Um projeto de lei em tramitação, o PL 820/25, visa conceder anistia a indivíduos que foram acusados ou condenados pela prática de aborto, desde que a interrupção da gravidez tenha sido uma escolha da pessoa gestante ou com seu consentimento.
A iniciativa abrange casos de aborto ocorridos desde 7 de dezembro de 1940 até a data em que a lei, caso aprovada, for oficialmente publicada.
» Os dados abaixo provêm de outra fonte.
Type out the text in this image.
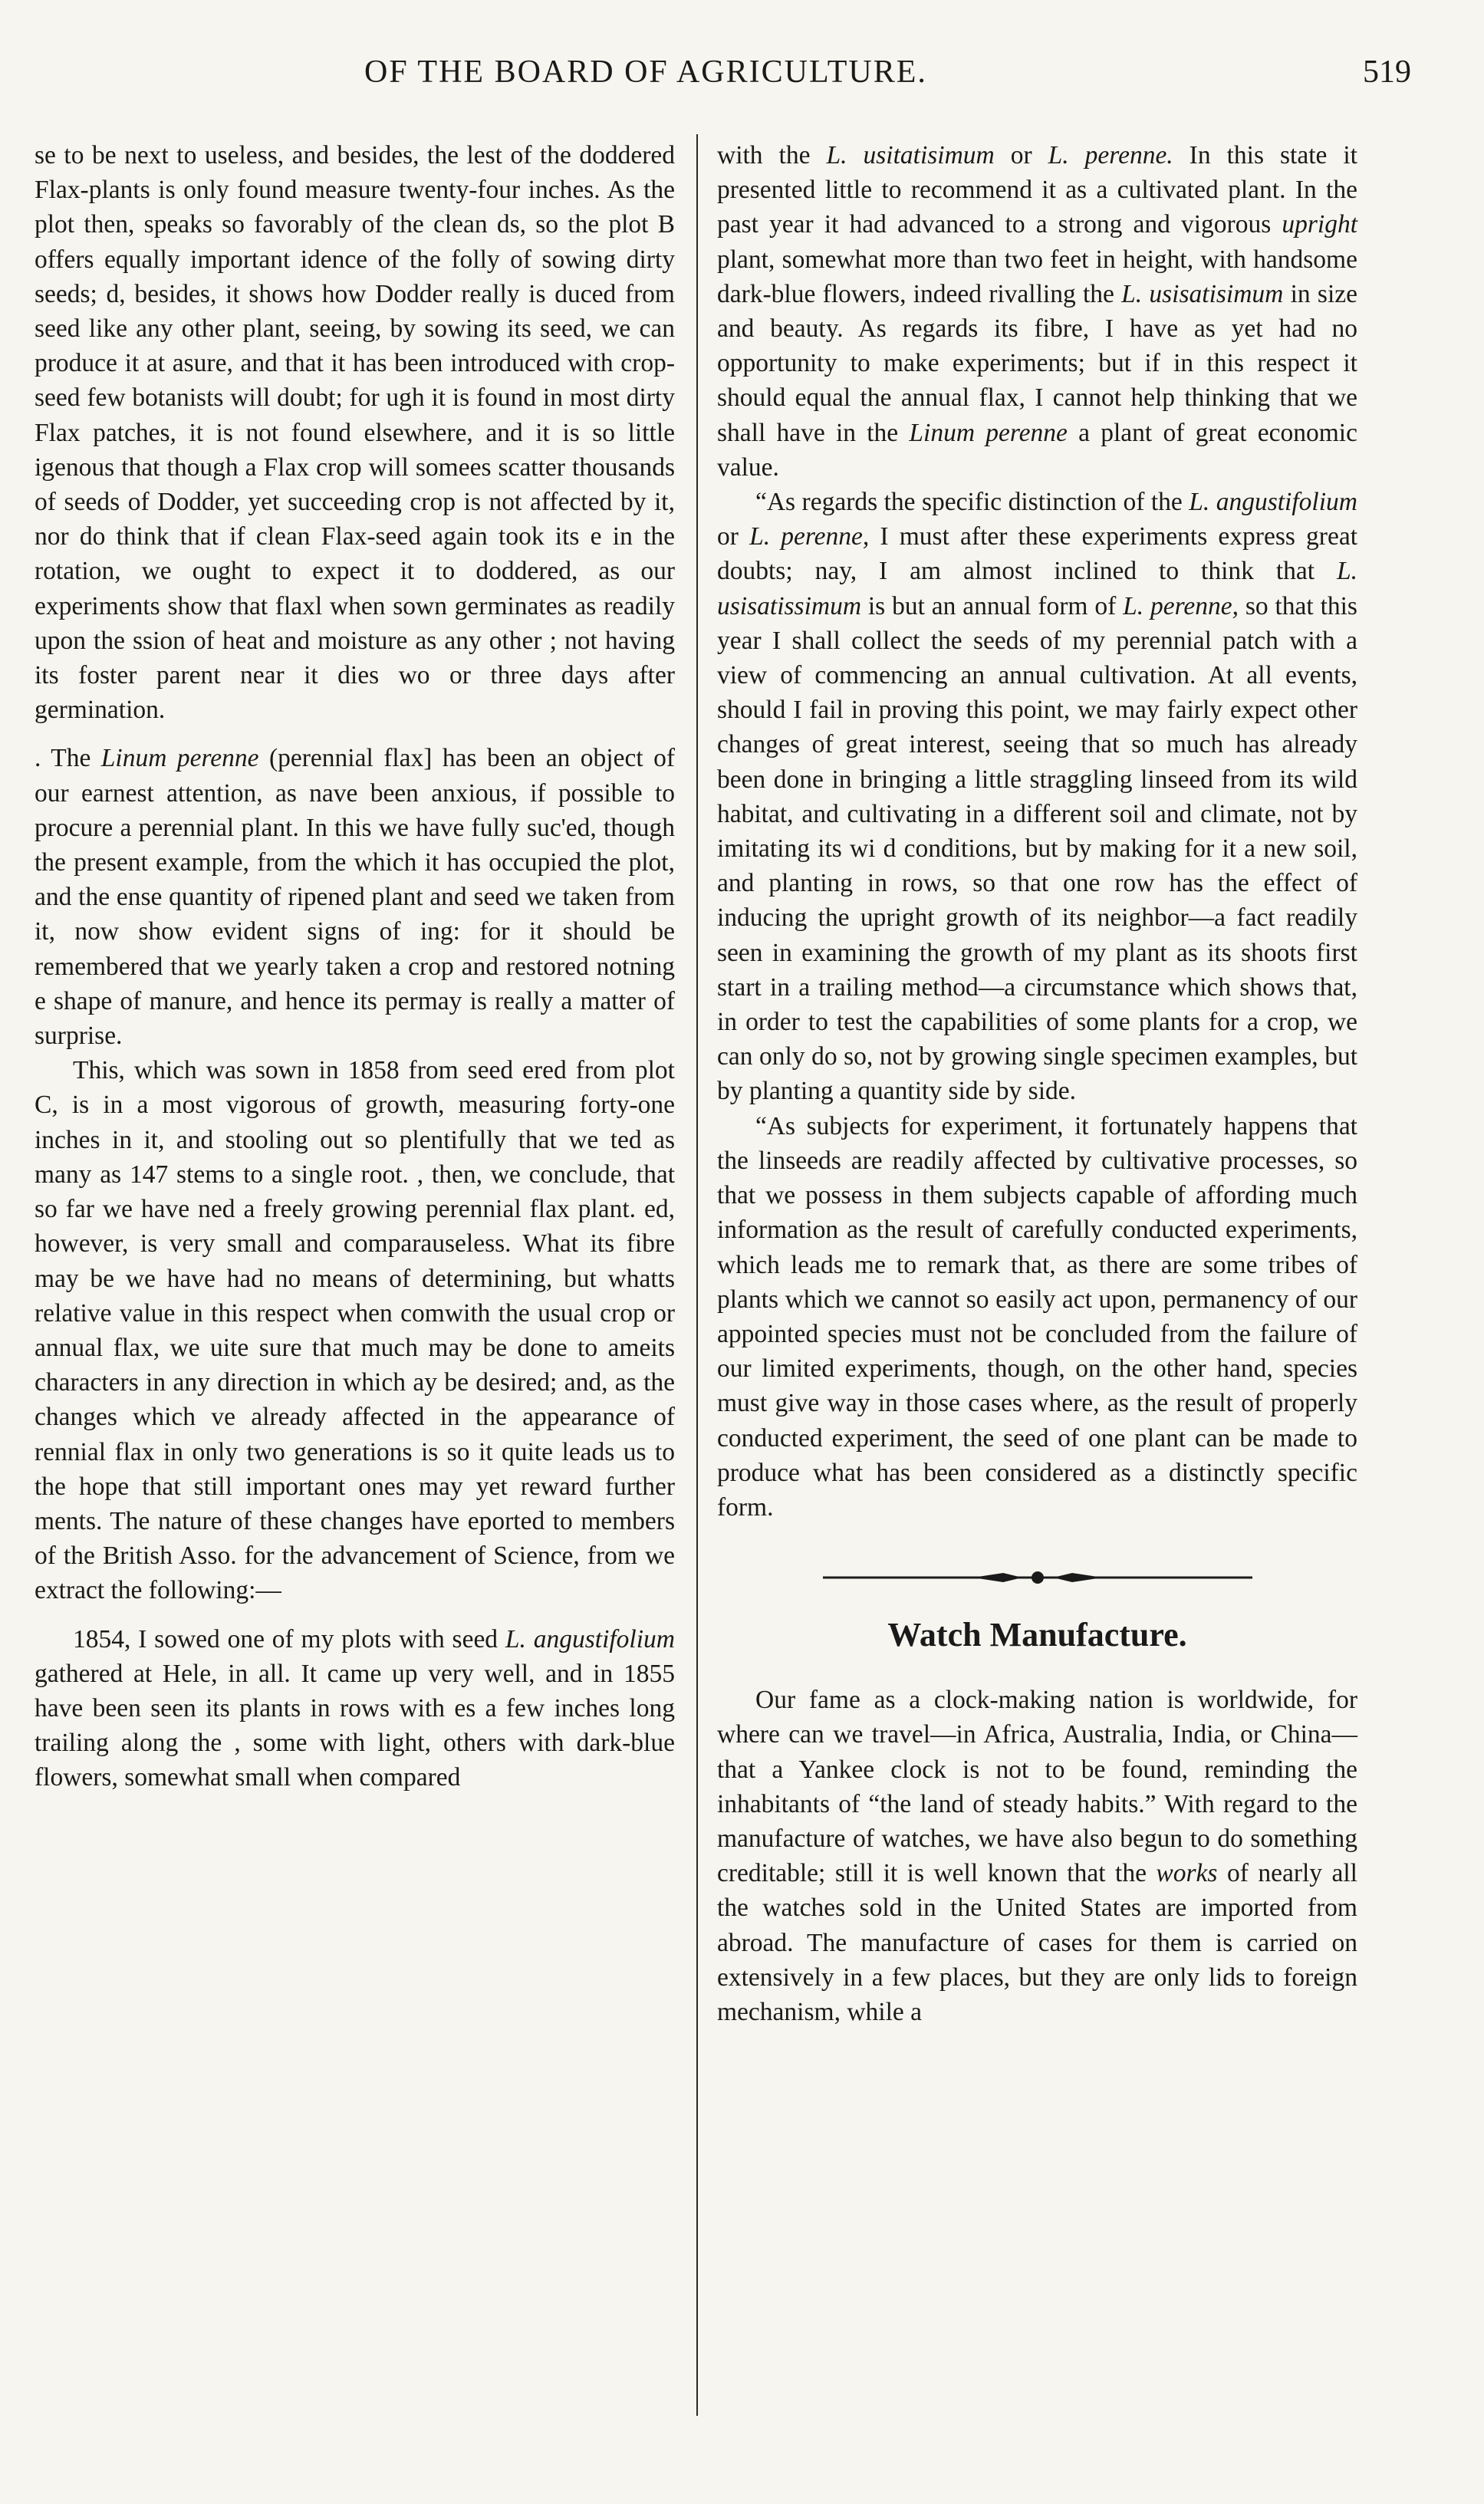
OF THE BOARD OF AGRICULTURE.	519

se to be next to useless, and besides, the lest of the doddered Flax-plants is only found measure twenty-four inches. As the plot then, speaks so favorably of the clean ds, so the plot B offers equally important idence of the folly of sowing dirty seeds; d, besides, it shows how Dodder really is duced from seed like any other plant, seeing, by sowing its seed, we can produce it at asure, and that it has been introduced with crop-seed few botanists will doubt; for ugh it is found in most dirty Flax patches, it is not found elsewhere, and it is so little igenous that though a Flax crop will somees scatter thousands of seeds of Dodder, yet succeeding crop is not affected by it, nor do think that if clean Flax-seed again took its e in the rotation, we ought to expect it to doddered, as our experiments show that flaxl when sown germinates as readily upon the ssion of heat and moisture as any other ; not having its foster parent near it dies wo or three days after germination.

. The Linum perenne (perennial flax] has been an object of our earnest attention, as nave been anxious, if possible to procure a perennial plant. In this we have fully suc'ed, though the present example, from the which it has occupied the plot, and the ense quantity of ripened plant and seed we taken from it, now show evident signs of ing: for it should be remembered that we yearly taken a crop and restored notning e shape of manure, and hence its permay is really a matter of surprise.

This, which was sown in 1858 from seed ered from plot C, is in a most vigorous of growth, measuring forty-one inches in it, and stooling out so plentifully that we ted as many as 147 stems to a single root. , then, we conclude, that so far we have ned a freely growing perennial flax plant. ed, however, is very small and comparauseless. What its fibre may be we have had no means of determining, but whatts relative value in this respect when comwith the usual crop or annual flax, we uite sure that much may be done to ameits characters in any direction in which ay be desired; and, as the changes which ve already affected in the appearance of rennial flax in only two generations is so it quite leads us to the hope that still important ones may yet reward further ments. The nature of these changes have eported to members of the British Asso. for the advancement of Science, from we extract the following:—

1854, I sowed one of my plots with seed L. angustifolium gathered at Hele, in all. It came up very well, and in 1855 have been seen its plants in rows with es a few inches long trailing along the , some with light, others with dark-blue flowers, somewhat small when compared

with the L. usitatisimum or L. perenne. In this state it presented little to recommend it as a cultivated plant. In the past year it had advanced to a strong and vigorous upright plant, somewhat more than two feet in height, with handsome dark-blue flowers, indeed rivalling the L. usisatisimum in size and beauty. As regards its fibre, I have as yet had no opportunity to make experiments; but if in this respect it should equal the annual flax, I cannot help thinking that we shall have in the Linum perenne a plant of great economic value.

“As regards the specific distinction of the L. angustifolium or L. perenne, I must after these experiments express great doubts; nay, I am almost inclined to think that L. usisatissimum is but an annual form of L. perenne, so that this year I shall collect the seeds of my perennial patch with a view of commencing an annual cultivation. At all events, should I fail in proving this point, we may fairly expect other changes of great interest, seeing that so much has already been done in bringing a little straggling linseed from its wild habitat, and cultivating in a different soil and climate, not by imitating its wi d conditions, but by making for it a new soil, and planting in rows, so that one row has the effect of inducing the upright growth of its neighbor—a fact readily seen in examining the growth of my plant as its shoots first start in a trailing method—a circumstance which shows that, in order to test the capabilities of some plants for a crop, we can only do so, not by growing single specimen examples, but by planting a quantity side by side.

“As subjects for experiment, it fortunately happens that the linseeds are readily affected by cultivative processes, so that we possess in them subjects capable of affording much information as the result of carefully conducted experiments, which leads me to remark that, as there are some tribes of plants which we cannot so easily act upon, permanency of our appointed species must not be concluded from the failure of our limited experiments, though, on the other hand, species must give way in those cases where, as the result of properly conducted experiment, the seed of one plant can be made to produce what has been considered as a distinctly specific form.

Watch Manufacture.

Our fame as a clock-making nation is worldwide, for where can we travel—in Africa, Australia, India, or China—that a Yankee clock is not to be found, reminding the inhabitants of “the land of steady habits.” With regard to the manufacture of watches, we have also begun to do something creditable; still it is well known that the works of nearly all the watches sold in the United States are imported from abroad. The manufacture of cases for them is carried on extensively in a few places, but they are only lids to foreign mechanism, while a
Atualmente, o Código Penal brasileiro estabelece penas que variam de um a três anos de reclusão para a mulher que provoca o próprio aborto. Para aqueles que realizam o procedimento com a concordância da gestante, a pena pode chegar a quatro anos.
A proposta legislativa especifica que a anistia será válida mesmo para situações em que a pena privativa de liberdade tenha sido convertida em restrição de direitos, ou quando a pessoa estiver cumprindo a pena em regime aberto ou sob prisão domiciliar.
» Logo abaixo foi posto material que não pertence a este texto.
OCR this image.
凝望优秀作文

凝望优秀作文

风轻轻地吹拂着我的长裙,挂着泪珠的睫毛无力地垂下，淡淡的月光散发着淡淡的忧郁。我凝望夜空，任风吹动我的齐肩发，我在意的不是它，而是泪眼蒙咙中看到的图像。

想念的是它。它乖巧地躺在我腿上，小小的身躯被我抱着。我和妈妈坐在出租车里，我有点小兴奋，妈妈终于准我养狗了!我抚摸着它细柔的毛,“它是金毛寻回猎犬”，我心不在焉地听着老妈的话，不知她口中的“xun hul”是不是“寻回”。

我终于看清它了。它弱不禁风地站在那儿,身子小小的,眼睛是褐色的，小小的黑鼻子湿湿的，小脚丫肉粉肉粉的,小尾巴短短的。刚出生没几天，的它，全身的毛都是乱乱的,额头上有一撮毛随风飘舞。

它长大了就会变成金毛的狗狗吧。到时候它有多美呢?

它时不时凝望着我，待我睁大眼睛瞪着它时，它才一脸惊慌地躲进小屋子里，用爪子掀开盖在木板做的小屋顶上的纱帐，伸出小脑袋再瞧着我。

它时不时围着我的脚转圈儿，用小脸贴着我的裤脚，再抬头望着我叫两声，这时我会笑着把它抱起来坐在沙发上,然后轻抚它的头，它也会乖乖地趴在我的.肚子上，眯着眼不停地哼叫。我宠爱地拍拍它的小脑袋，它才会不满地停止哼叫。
Adicionalmente, o texto prevê a anistia para crianças e adolescentes que tenham cometido atos infracionais equiparados ao crime de aborto, isentando-os do cumprimento de medidas socioeducativas.
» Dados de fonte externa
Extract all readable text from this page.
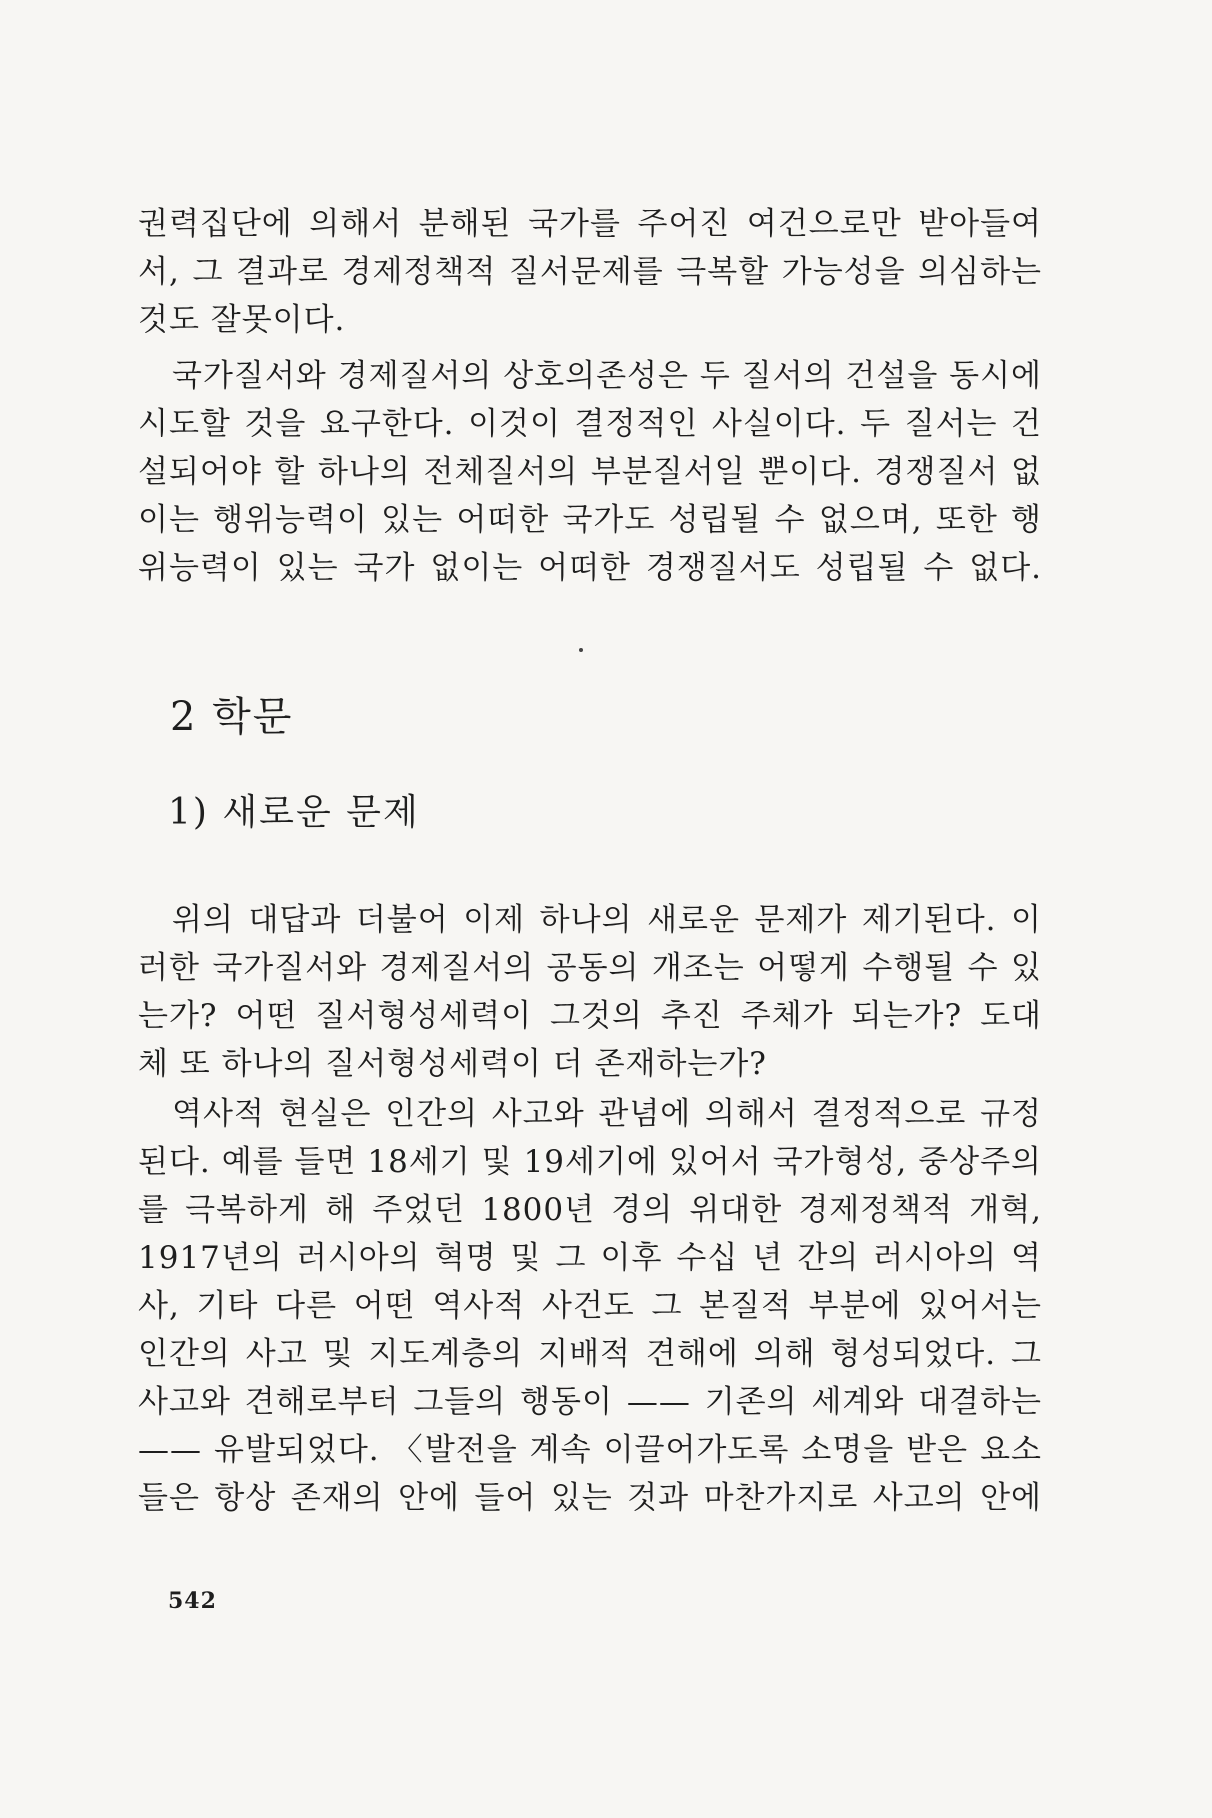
권력집단에 의해서 분해된 국가를 주어진 여건으로만 받아들여
서, 그 결과로 경제정책적 질서문제를 극복할 가능성을 의심하는
것도 잘못이다.
국가질서와 경제질서의 상호의존성은 두 질서의 건설을 동시에
시도할 것을 요구한다. 이것이 결정적인 사실이다. 두 질서는 건
설되어야 할 하나의 전체질서의 부분질서일 뿐이다. 경쟁질서 없
이는 행위능력이 있는 어떠한 국가도 성립될 수 없으며, 또한 행
위능력이 있는 국가 없이는 어떠한 경쟁질서도 성립될 수 없다.
2 학문
1) 새로운 문제
위의 대답과 더불어 이제 하나의 새로운 문제가 제기된다. 이
러한 국가질서와 경제질서의 공동의 개조는 어떻게 수행될 수 있
는가? 어떤 질서형성세력이 그것의 추진 주체가 되는가? 도대
체 또 하나의 질서형성세력이 더 존재하는가?
역사적 현실은 인간의 사고와 관념에 의해서 결정적으로 규정
된다. 예를 들면 18세기 및 19세기에 있어서 국가형성, 중상주의
를 극복하게 해 주었던 1800년 경의 위대한 경제정책적 개혁,
1917년의 러시아의 혁명 및 그 이후 수십 년 간의 러시아의 역
사, 기타 다른 어떤 역사적 사건도 그 본질적 부분에 있어서는
인간의 사고 및 지도계층의 지배적 견해에 의해 형성되었다. 그
사고와 견해로부터 그들의 행동이 —— 기존의 세계와 대결하는
—— 유발되었다. 〈발전을 계속 이끌어가도록 소명을 받은 요소
들은 항상 존재의 안에 들어 있는 것과 마찬가지로 사고의 안에
542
A argumentação pela descriminalização
Na justificativa apresentada, a deputada Erika Hilton, autora do projeto, argumenta que a criminalização do aborto restringe o acesso das mulheres aos serviços de saúde essenciais e, consequentemente, impulsiona a busca por métodos inseguros.
"A criminalização do aborto impacta diretamente o acesso ao aborto seguro e aos serviços de saúde reprodutiva, mesmo em cenários onde a proteção de mulheres, meninas e pessoas que gestam já é garantida por lei", pontuou a parlamentar.
"Tanto a criminalização da interrupção da gravidez, quanto a recusa de aborto seguro e a imposição da continuidade gestacional, configuram formas de violência de gênero que, dependendo das circunstâncias, podem ser consideradas tortura ou tratamento cruel, desumano ou degradante", complementou a deputada.
Dados do Conselho Nacional de Justiça (CNJ) são citados pela deputada, indicando que, entre 2018 e 2020, o Brasil registrou uma média de 400 novos processos anuais relacionados a autoaborto ou aborto consentido.
Um estudo anterior, conduzido em 2012 pelo Instituto de Estudos da Religião (ISER), revelou que, no período de 2007 a 2010, 20,2% dos casos de aborto no Rio de Janeiro foram encaminhados à Justiça juvenil.
A mesma pesquisa demonstrou que uma parcela considerável dos registros policiais envolvia mulheres jovens, na faixa etária de 15 a 19 anos. Entre 2007 e 2011, das 334 mulheres incriminadas por aborto, 54 eram adolescentes com idades entre 12 e 17 anos.
Próximos passos legislativos
A proposta, que tramita em caráter conclusivo, será agora submetida à análise das comissões de Defesa dos Direitos da Mulher, e de Constituição e Justiça e de Cidadania.
Para que se converta em lei, o projeto necessitará da aprovação tanto da Câmara dos Deputados quanto do Senado Federal.